Catholic Herald, 19 April 1991
Review: Edward Lear, Selected Letters, edited by Vivien Noakes (OUP, £6.95)
The first printed page that I consciously recall is from Edward Lear’s A Book of Nonsense. This must be true for many of my generation. The queer drawings and curious vocabulary intrigued the child but never frightened. (Unlike Alice: the hideous portrait of the Jabberwocky had to be hastily turned over).
Judging from this fine collection of letters, the sensitive, genial Lear wouldn’t have harmed a fly, let alone alarm a child. Published two years ago, these letters are now available in paperback complete with their original illustrations.
The letters are an obvious companion to the first-rate biography of Edward Lear by Vivien Noakes published more than 20 years ago.

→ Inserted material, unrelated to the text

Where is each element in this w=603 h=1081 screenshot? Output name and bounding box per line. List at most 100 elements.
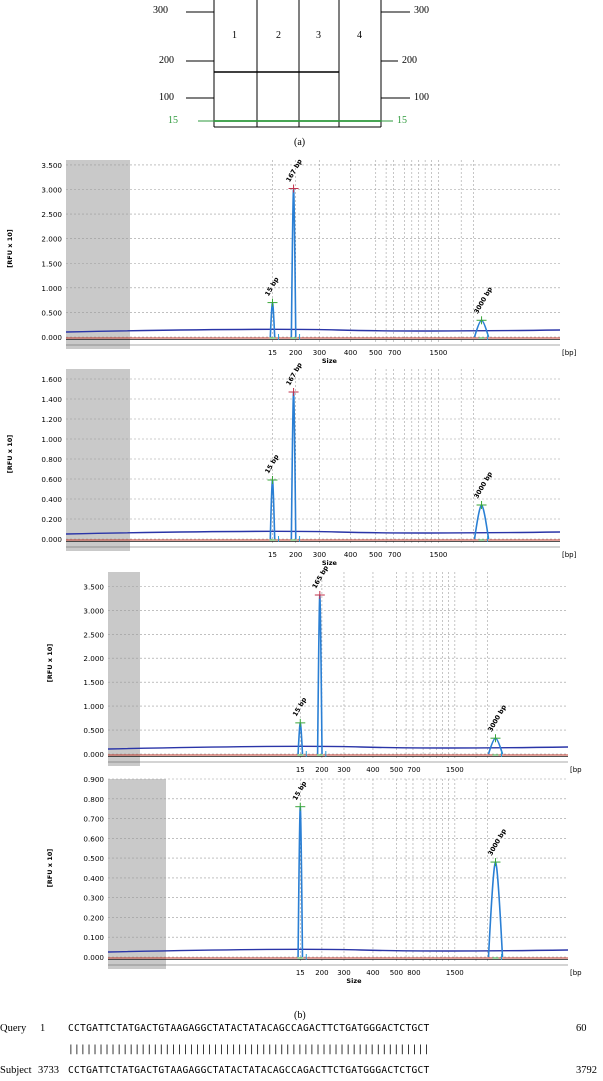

Not that the letters aren’t a treat on their own – indeed they are, and notes, introduction, biographical register and chronology flesh-out the letters themselves very satisfactorily.
Many are written from abroad, with telling descriptions of scene and character. Few of Lear’s correspondents knew that he suffered from epilepsy. Frequent travel brought some ease to his condition; and he made his living by painting “foreign parts” as well as writing.
Lear knew most of the beau monde of his day and the book includes letters to patrons, politicians, artists, and members of his family. But essentially was a lonely man. Foss, his beloved cat, was his companion for more than 30 years and when Foss died, Lear survived him for only a few weeks.
These are bitter-sweet letters, funny with a hint of the tragic, informative but always personal. More than just a glimpse of many people’s favourite author.